Julia agreed to the dinner.  She had not seen Aaron in over a year now.  There were months to fill in, things she wanted to know before they met.  DeLeon would surely be able to help with that transition.  Setting down the telephone, she wondered exactly when she would cross the line into criminal territory.  Not yet.  Nobody had told her she could not leave the country — at least to visit Mexico.  And she had not yet seen or talked to Aaron.  If she were to scurry back to sister Ellen in Texas, she would still stay safely within the law.  She might even reclaim her career somewhere, somehow.  But she had no intention of returning.  Tomorrow she would see Aaron, and at that point violate her parole.  That would make her a fugitive with years of prison awaiting her if she tried to enter the United States again.  She felt giddy at the risk she was taking.  For the first time in her life, she had nothing to lose. She was in free fall.

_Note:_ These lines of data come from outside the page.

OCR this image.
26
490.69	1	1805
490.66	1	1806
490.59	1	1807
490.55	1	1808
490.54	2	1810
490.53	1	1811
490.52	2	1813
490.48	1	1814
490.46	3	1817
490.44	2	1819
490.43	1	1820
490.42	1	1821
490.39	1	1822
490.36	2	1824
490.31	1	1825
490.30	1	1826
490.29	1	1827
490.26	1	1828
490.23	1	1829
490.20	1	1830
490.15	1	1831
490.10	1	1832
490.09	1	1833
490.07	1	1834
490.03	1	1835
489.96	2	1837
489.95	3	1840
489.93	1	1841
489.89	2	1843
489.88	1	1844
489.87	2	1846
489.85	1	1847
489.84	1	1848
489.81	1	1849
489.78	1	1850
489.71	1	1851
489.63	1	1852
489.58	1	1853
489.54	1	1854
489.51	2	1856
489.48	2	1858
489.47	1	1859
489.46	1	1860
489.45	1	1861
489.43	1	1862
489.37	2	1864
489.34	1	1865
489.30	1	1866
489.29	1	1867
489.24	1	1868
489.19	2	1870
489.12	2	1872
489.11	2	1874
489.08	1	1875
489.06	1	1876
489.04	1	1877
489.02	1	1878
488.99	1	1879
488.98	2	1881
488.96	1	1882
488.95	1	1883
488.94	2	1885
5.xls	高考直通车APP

The Lord of Longevity looked somewhat less lordly since Julia had last seen him.  Though his frame still hinted at remarkable muscularity for a man in his seventies — if in fact he was in his seventies (Julia had now come across three different ages for the man in his own literature) — he had thickened at the waist.  He now wore flowing robes to conceal his ample contours, but the bulge showed through.  Apparently DeLeon’s high-profile status in the jet set had licensed him to take on a markedly bloated physique.  It had also licensed him to pare his scientific pretensions to the minimum, just enough to maintain a facade for his clientele, enough to give them an excuse for the extravagance of a trip to Baja.  Julia also noticed he had taken to wearing dark glasses, even indoors.  Catching him for a moment with the glasses lowered, Julia saw why.  He had had his eyes tucked, something he probably knew Julia would notice.  It had once been an article of faith in the DeLeon creed to eschew plastic surgery, claiming that the Method made such superficial adjustments unnecessary.  But the master had yielded, weakening in the direction of the surgery Julia had seen in use among all but a few of his disciples.  The women Julia had seen at the spa showed all the signs of strenuous makeovers.  Beauty by the knife.